I was looking over the Polmeth working papers recently and noticed an article by Michael Alvarez and Jonathan Nagler. Here’s the abstract:

In this paper we [Alvarez and Nagler] describe a method for weighting surveys of a sub-sample of voters. We focus on the case of Latino voters. And we analyze data for three surveys: two opinion polls leading up to the 2004 presidential election, and the national exit poll from the 2004 election. We take advantage of much data when it is available, the large amount of data describing the demographics of Hispanic citizens. And we combine this with a model of turnout of those citizens to improve our estimate of the demographics characteristics of Hispanic voters. We show that alternate weighting schemes can substantively alter inferences about population parameters.

Here’s the paper.
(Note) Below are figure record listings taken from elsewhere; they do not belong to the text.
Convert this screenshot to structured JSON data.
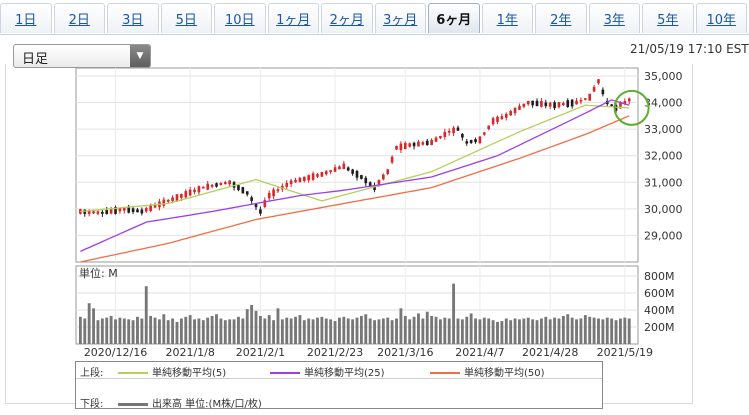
{
  "tabs": [
    {
      "label": "1日"
    },
    {
      "label": "2日"
    },
    {
      "label": "3日"
    },
    {
      "label": "5日"
    },
    {
      "label": "10日"
    },
    {
      "label": "1ヶ月"
    },
    {
      "label": "2ヶ月"
    },
    {
      "label": "3ヶ月"
    },
    {
      "label": "6ヶ月"
    },
    {
      "label": "1年"
    },
    {
      "label": "2年"
    },
    {
      "label": "3年"
    },
    {
      "label": "5年"
    },
    {
      "label": "10年"
    }
  ],
  "active_tab": "6ヶ月",
  "period_select": {
    "value": "日足"
  },
  "timestamp": "21/05/19 17:10 EST",
  "colors": {
    "up": "#d9262a",
    "down": "#1d1d1d",
    "ma5": "#b5cf5a",
    "ma25": "#9b3fe8",
    "ma50": "#f26d45",
    "volume": "#777777",
    "highlight": "#5fae2c"
  },
  "legend": {
    "top_label": "上段:",
    "bottom_label": "下段:",
    "ma5": "単純移動平均(5)",
    "ma25": "単純移動平均(25)",
    "ma50": "単純移動平均(50)",
    "volume": "出来高 単位:(M株/口/枚)"
  },
  "chart_data": [
    {
      "type": "candlestick",
      "y_ticks": [
        "35,000",
        "34,000",
        "33,000",
        "32,000",
        "31,000",
        "30,000",
        "29,000"
      ],
      "ylim": [
        28000,
        35300
      ],
      "x_tick_labels": [
        "2020/12/16",
        "2021/1/8",
        "2021/2/1",
        "2021/2/23",
        "2021/3/16",
        "2021/4/7",
        "2021/4/28",
        "2021/5/19"
      ],
      "grid": true,
      "series": [
        {
          "name": "単純移動平均(5)",
          "values_anchor": [
            [
              0,
              29900
            ],
            [
              20,
              30200
            ],
            [
              40,
              31100
            ],
            [
              55,
              30300
            ],
            [
              80,
              31400
            ],
            [
              100,
              32900
            ],
            [
              115,
              33900
            ],
            [
              125,
              33800
            ]
          ]
        },
        {
          "name": "単純移動平均(25)",
          "values_anchor": [
            [
              0,
              28400
            ],
            [
              15,
              29500
            ],
            [
              30,
              29900
            ],
            [
              50,
              30500
            ],
            [
              60,
              30700
            ],
            [
              80,
              31200
            ],
            [
              95,
              32000
            ],
            [
              105,
              32800
            ],
            [
              115,
              33600
            ],
            [
              121,
              34100
            ],
            [
              125,
              33900
            ]
          ]
        },
        {
          "name": "単純移動平均(50)",
          "values_anchor": [
            [
              0,
              28000
            ],
            [
              20,
              28700
            ],
            [
              40,
              29600
            ],
            [
              60,
              30200
            ],
            [
              80,
              30800
            ],
            [
              100,
              31900
            ],
            [
              115,
              32800
            ],
            [
              125,
              33500
            ]
          ]
        }
      ],
      "candles_anchor": [
        [
          0,
          29900
        ],
        [
          5,
          29850
        ],
        [
          10,
          30000
        ],
        [
          14,
          29900
        ],
        [
          20,
          30300
        ],
        [
          28,
          30800
        ],
        [
          34,
          31000
        ],
        [
          38,
          30600
        ],
        [
          41,
          29900
        ],
        [
          43,
          30500
        ],
        [
          48,
          31000
        ],
        [
          55,
          31300
        ],
        [
          60,
          31600
        ],
        [
          64,
          31200
        ],
        [
          67,
          30800
        ],
        [
          70,
          31400
        ],
        [
          72,
          32300
        ],
        [
          75,
          32400
        ],
        [
          80,
          32500
        ],
        [
          84,
          32900
        ],
        [
          86,
          33000
        ],
        [
          88,
          32500
        ],
        [
          91,
          32600
        ],
        [
          94,
          33300
        ],
        [
          97,
          33500
        ],
        [
          102,
          34000
        ],
        [
          108,
          33900
        ],
        [
          113,
          34000
        ],
        [
          116,
          34200
        ],
        [
          118,
          34800
        ],
        [
          120,
          34000
        ],
        [
          122,
          33800
        ],
        [
          125,
          34100
        ]
      ],
      "annotations": [
        {
          "type": "circle",
          "at_x_index": 126,
          "at_y": 33800
        }
      ]
    },
    {
      "type": "bar",
      "title": "単位: M",
      "y_ticks": [
        "800M",
        "600M",
        "400M",
        "200M"
      ],
      "ylim": [
        0,
        800
      ],
      "bar_count": 126,
      "values": [
        320,
        300,
        480,
        420,
        280,
        300,
        310,
        330,
        290,
        310,
        300,
        290,
        280,
        320,
        300,
        680,
        330,
        310,
        290,
        350,
        280,
        300,
        260,
        300,
        320,
        340,
        290,
        300,
        280,
        310,
        330,
        350,
        300,
        280,
        290,
        290,
        320,
        300,
        410,
        460,
        390,
        330,
        300,
        340,
        280,
        420,
        290,
        310,
        300,
        320,
        340,
        280,
        300,
        290,
        310,
        320,
        300,
        290,
        270,
        310,
        320,
        300,
        290,
        310,
        330,
        350,
        300,
        280,
        290,
        300,
        310,
        280,
        300,
        420,
        330,
        290,
        320,
        360,
        300,
        380,
        330,
        320,
        290,
        310,
        300,
        710,
        300,
        290,
        320,
        360,
        300,
        290,
        310,
        300,
        280,
        260,
        270,
        300,
        280,
        300,
        290,
        300,
        310,
        290,
        280,
        300,
        320,
        290,
        310,
        300,
        330,
        350,
        310,
        290,
        300,
        340,
        320,
        310,
        300,
        290,
        310,
        300,
        280,
        300,
        310,
        300
      ]
    }
  ]
}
Their idea is to weight survey respondents who are Hispanic (or other subpopulations) based on their demographic breakdown in the population, and on their propensity to vote. It’s an interesting paper on an important problem, and I just have a few comments (as usual, focused on my own work, since that is what I’m most familiar with–but I hope these comments will be helpful to others too).

1. Alvarez and Nagler comment that “The development of sample weights is typically not given much discussion in the reporting of survey results.” This is unfortunately true–it can take some effort sometimes to figure out where survey weights come from. Our 1995 paper in Public Opinion Quarterly has details on the sampling and weighting procedures used by nine survey organizations for pre-election polls in 1988 and 1992, so this could be a place to start.
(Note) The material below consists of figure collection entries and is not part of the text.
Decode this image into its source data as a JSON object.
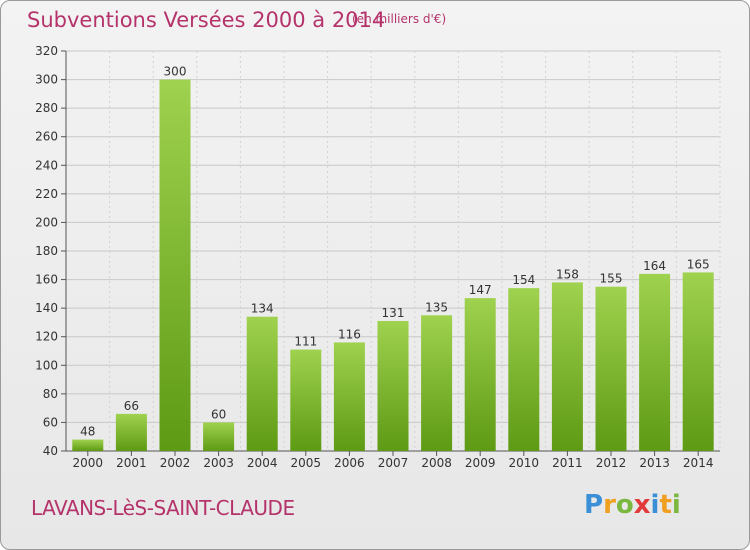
{
  "header": {
    "title": "Subventions Versées 2000 à 2014",
    "subtitle": "(en milliers d'€)"
  },
  "footer": {
    "commune": "LAVANS-LèS-SAINT-CLAUDE",
    "logo_text": "Proxiti"
  },
  "colors": {
    "title": "#b5336b",
    "bar_light": "#9fd24e",
    "bar_dark": "#5e9a14",
    "grid": "#c8c8c8"
  },
  "chart_data": {
    "type": "bar",
    "title": "Subventions Versées 2000 à 2014",
    "subtitle": "(en milliers d'€)",
    "xlabel": "",
    "ylabel": "",
    "categories": [
      "2000",
      "2001",
      "2002",
      "2003",
      "2004",
      "2005",
      "2006",
      "2007",
      "2008",
      "2009",
      "2010",
      "2011",
      "2012",
      "2013",
      "2014"
    ],
    "values": [
      48,
      66,
      300,
      60,
      134,
      111,
      116,
      131,
      135,
      147,
      154,
      158,
      155,
      164,
      165
    ],
    "ylim": [
      40,
      320
    ],
    "yticks": [
      40,
      60,
      80,
      100,
      120,
      140,
      160,
      180,
      200,
      220,
      240,
      260,
      280,
      300,
      320
    ],
    "grid": true,
    "data_labels": true
  }
}
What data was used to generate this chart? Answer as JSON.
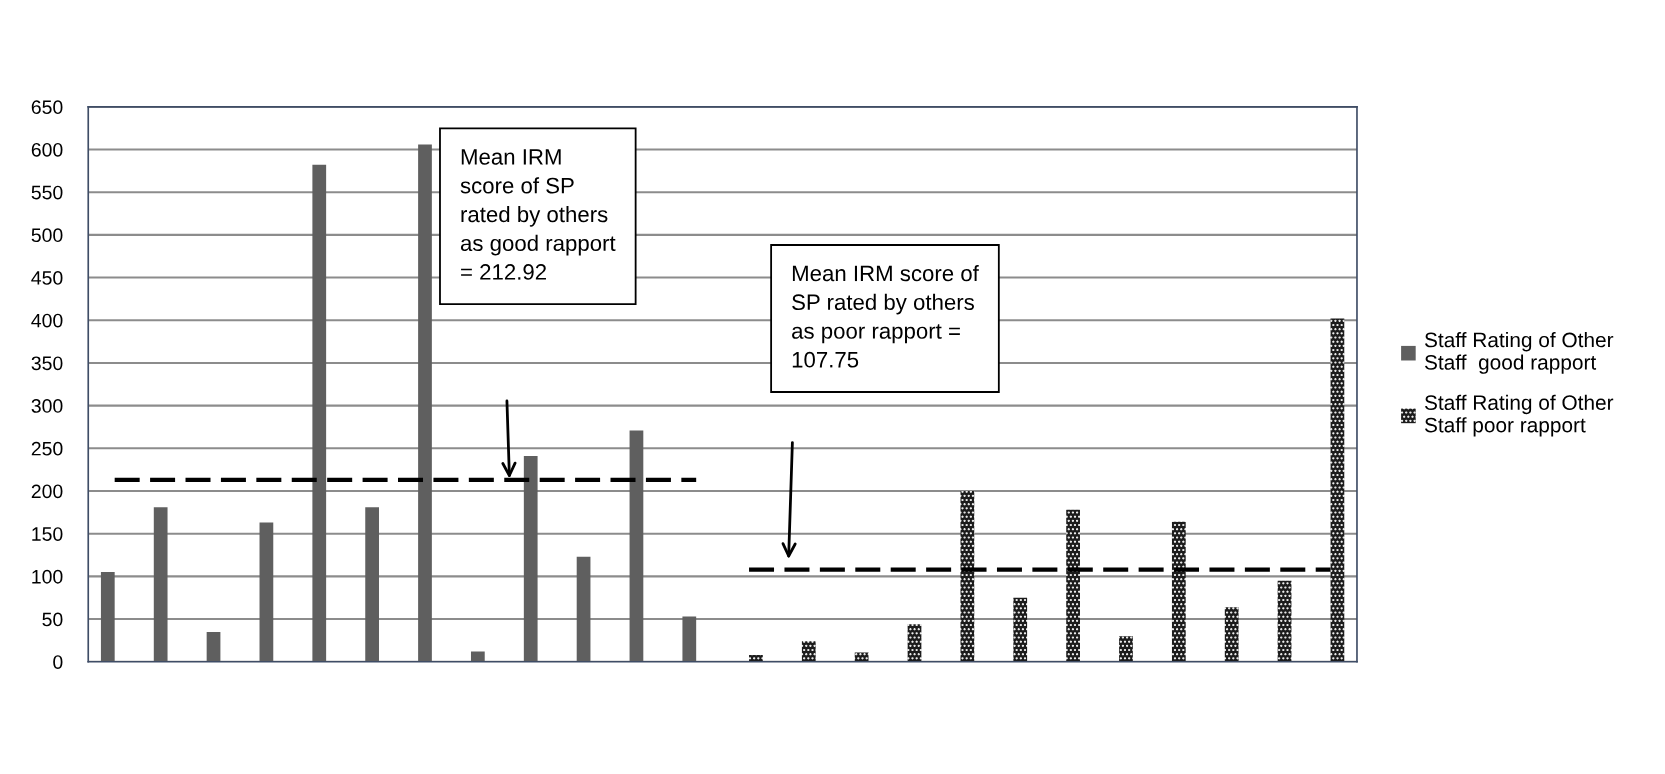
{
  "chart_data": {
    "type": "bar",
    "categories": [
      null,
      null,
      null,
      null,
      null,
      null,
      null,
      null,
      null,
      null,
      null,
      null,
      null,
      null,
      null,
      null,
      null,
      null,
      null,
      null,
      null,
      null,
      null,
      null
    ],
    "series": [
      {
        "name": "Staff Rating of Other Staff  good rapport",
        "color": "#5f5f5f",
        "values": [
          105,
          181,
          35,
          163,
          582,
          181,
          606,
          12,
          241,
          123,
          271,
          53,
          null,
          null,
          null,
          null,
          null,
          null,
          null,
          null,
          null,
          null,
          null,
          null
        ]
      },
      {
        "name": "Staff Rating of Other Staff poor rapport",
        "color": "#1c1c1c",
        "values": [
          null,
          null,
          null,
          null,
          null,
          null,
          null,
          null,
          null,
          null,
          null,
          null,
          8,
          24,
          11,
          44,
          200,
          75,
          178,
          30,
          164,
          64,
          95,
          402
        ]
      },
      {
        "type": "line",
        "color": "#000000",
        "line_style": "dashed",
        "values": [
          213,
          213,
          213,
          213,
          213,
          213,
          213,
          213,
          213,
          213,
          213,
          213,
          null,
          null,
          null,
          null,
          null,
          null,
          null,
          null,
          null,
          null,
          null,
          null
        ]
      },
      {
        "type": "line",
        "color": "#000000",
        "line_style": "dashed",
        "values": [
          null,
          null,
          null,
          null,
          null,
          null,
          null,
          null,
          null,
          null,
          null,
          null,
          108,
          108,
          108,
          108,
          108,
          108,
          108,
          108,
          108,
          108,
          108,
          108
        ]
      }
    ],
    "ylim": [
      0,
      650
    ],
    "yticks": [
      0,
      50,
      100,
      150,
      200,
      250,
      300,
      350,
      400,
      450,
      500,
      550,
      600,
      650
    ],
    "grid": "y",
    "legend": "right",
    "marker": "none",
    "annotations": [
      "Mean IRM\nscore of SP\nrated by others\nas good rapport\n= 212.92",
      "Mean IRM score of\nSP rated by others\nas poor rapport =\n107.75"
    ]
  }
}
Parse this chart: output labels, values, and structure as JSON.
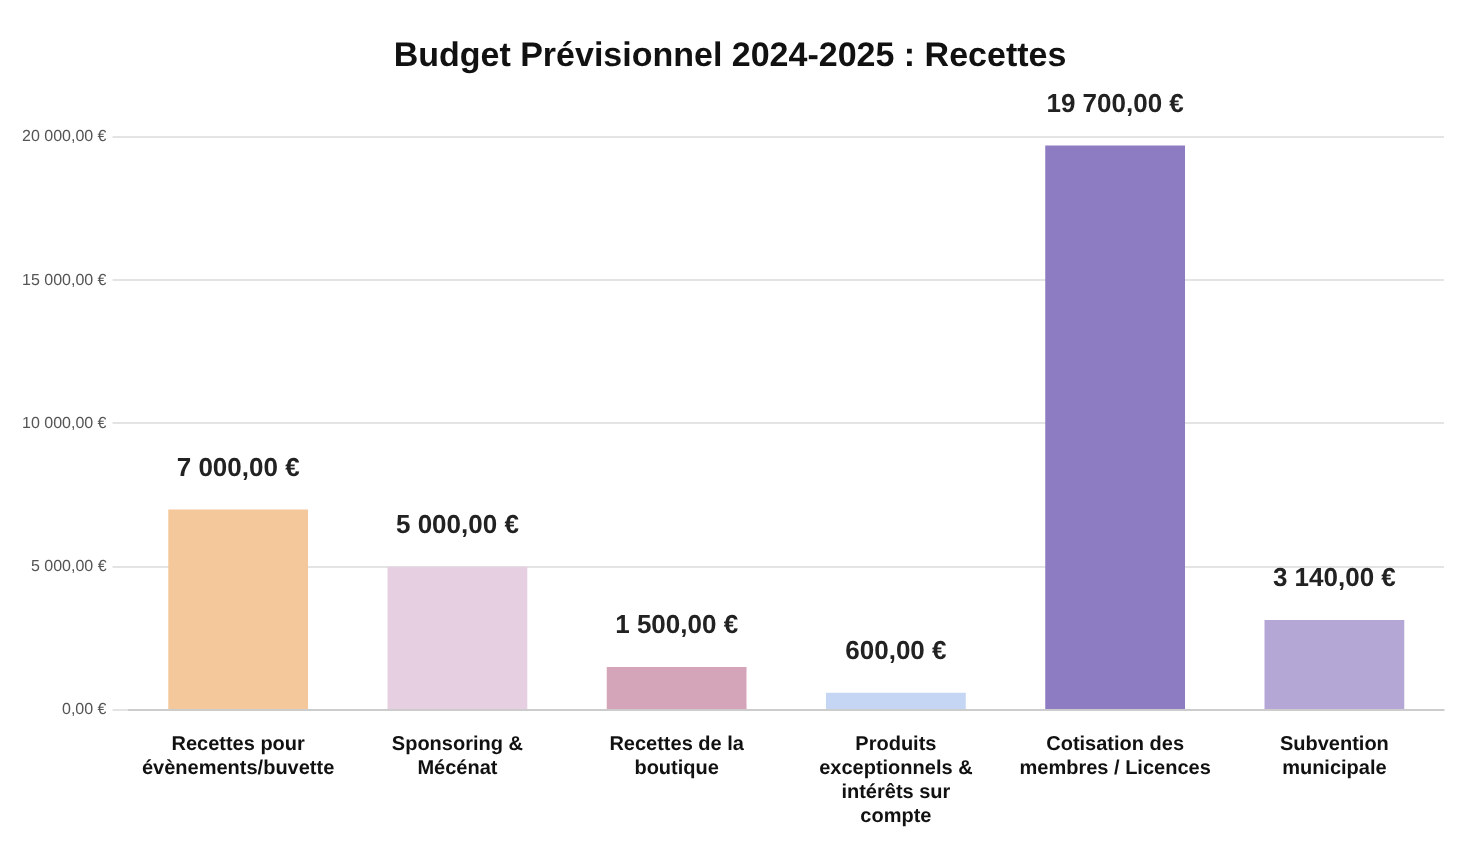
{
  "chart_data": {
    "type": "bar",
    "title": "Budget Prévisionnel 2024-2025 : Recettes",
    "categories": [
      "Recettes pour évènements/buvette",
      "Sponsoring & Mécénat",
      "Recettes de la boutique",
      "Produits exceptionnels & intérêts sur compte",
      "Cotisation des membres / Licences",
      "Subvention municipale"
    ],
    "values": [
      7000,
      5000,
      1500,
      600,
      19700,
      3140
    ],
    "colors": [
      "#f4c89a",
      "#e6cfe0",
      "#d4a5b8",
      "#c5d5f4",
      "#8e7cc3",
      "#b4a7d6"
    ],
    "value_labels": [
      "7 000,00 €",
      "5 000,00 €",
      "1 500,00 €",
      "600,00 €",
      "19 700,00 €",
      "3 140,00 €"
    ],
    "ylim": [
      0,
      20000
    ],
    "yticks": [
      {
        "value": 0,
        "label": "0,00 €"
      },
      {
        "value": 5000,
        "label": "5 000,00 €"
      },
      {
        "value": 10000,
        "label": "10 000,00 €"
      },
      {
        "value": 15000,
        "label": "15 000,00 €"
      },
      {
        "value": 20000,
        "label": "20 000,00 €"
      }
    ],
    "grid": "y",
    "legend": false
  }
}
(Footnote 6 of the Alvarez and Nagler paper discusses the National Election Study; our paper discusses commercial polls such as Gallup, CBS, ABC, etc.)

2. In Section 3 they discuss unequal probabilities of sampling. These are important but perhaps even more important is unequal probabilities of response. When aligning sample to population, survey weights combine both these factors.
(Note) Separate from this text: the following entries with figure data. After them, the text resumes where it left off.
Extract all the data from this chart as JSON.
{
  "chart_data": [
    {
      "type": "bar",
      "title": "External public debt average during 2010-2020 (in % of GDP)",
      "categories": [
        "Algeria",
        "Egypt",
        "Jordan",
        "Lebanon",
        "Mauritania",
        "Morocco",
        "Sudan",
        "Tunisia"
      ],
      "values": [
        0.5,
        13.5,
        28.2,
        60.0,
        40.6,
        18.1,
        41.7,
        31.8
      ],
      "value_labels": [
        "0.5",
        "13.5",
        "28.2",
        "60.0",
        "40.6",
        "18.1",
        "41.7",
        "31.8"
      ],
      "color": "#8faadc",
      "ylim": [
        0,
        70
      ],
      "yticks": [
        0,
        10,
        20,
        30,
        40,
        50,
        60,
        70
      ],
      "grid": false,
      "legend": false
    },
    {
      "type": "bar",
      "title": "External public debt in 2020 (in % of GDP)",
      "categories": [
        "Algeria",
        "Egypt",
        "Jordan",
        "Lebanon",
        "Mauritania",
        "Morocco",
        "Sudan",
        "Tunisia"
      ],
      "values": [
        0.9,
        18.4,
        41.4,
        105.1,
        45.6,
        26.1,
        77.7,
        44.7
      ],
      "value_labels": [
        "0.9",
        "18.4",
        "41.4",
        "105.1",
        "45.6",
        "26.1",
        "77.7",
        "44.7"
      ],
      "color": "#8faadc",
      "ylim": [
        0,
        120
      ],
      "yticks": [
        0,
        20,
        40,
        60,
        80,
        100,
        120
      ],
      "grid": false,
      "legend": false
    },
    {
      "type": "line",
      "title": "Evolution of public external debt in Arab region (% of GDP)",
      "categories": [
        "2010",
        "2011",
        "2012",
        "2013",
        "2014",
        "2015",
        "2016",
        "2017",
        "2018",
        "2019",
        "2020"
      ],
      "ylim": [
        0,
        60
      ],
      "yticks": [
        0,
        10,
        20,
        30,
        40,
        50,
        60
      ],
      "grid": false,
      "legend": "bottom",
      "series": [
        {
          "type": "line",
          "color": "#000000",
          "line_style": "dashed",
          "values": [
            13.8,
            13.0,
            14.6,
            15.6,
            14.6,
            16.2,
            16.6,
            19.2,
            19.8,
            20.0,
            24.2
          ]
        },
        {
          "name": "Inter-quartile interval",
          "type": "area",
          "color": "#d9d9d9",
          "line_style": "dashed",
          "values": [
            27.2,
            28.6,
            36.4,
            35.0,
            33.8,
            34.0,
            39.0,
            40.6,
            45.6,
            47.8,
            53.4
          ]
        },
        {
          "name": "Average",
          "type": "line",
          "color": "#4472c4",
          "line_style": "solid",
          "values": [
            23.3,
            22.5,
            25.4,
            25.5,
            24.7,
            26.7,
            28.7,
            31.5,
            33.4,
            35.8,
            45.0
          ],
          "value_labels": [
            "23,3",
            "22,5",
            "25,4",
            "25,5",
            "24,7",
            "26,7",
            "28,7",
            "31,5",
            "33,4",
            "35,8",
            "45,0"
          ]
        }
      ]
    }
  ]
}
4. Ratio weighing (such as discussed in this paper) is closely connected to poststratification. In this paper published last year in Political Analysis, David Park, Joe Bafumi, and I discuss the use of poststratification, combined with multilevel regression modeling, to estimate opinion in subsets of the population, using Census numbers to reweight survey estimates. Section 3.2 of that paper describes adjustments for turnout. (See also this paper, to appear in the volume, Public Opinion in State Politics, for more examples of this method.)

The modeling-and-poststratification approach automatically gives standard errors, which is a concern of Alvarez and Nagler. If you want classical standard errors from weighted survey estimates, this paper from the Journal of Official Statistics in 2003 might be helpful.

5. I hope that in the final version of the paper, the results will be presented graphically:

Table 1: Lots of significant figures here but it’s not so easy to compare these coefficients amid all the digits. A graph would be helpful.

Table 2: Graphs with x-axes representing the ordered age categories and the ordered education categories. Maybe also show age x education (some surveys weight by this interaction; see our 1995 paper).

Tables 3 and 4 should be presented as a single graph so the reader doesn’t have to keep flipping back and forth between the 2 tables.

Anyway, this is interesting stuff, and it’s good to see this kind of work that takes survey methodology seriously.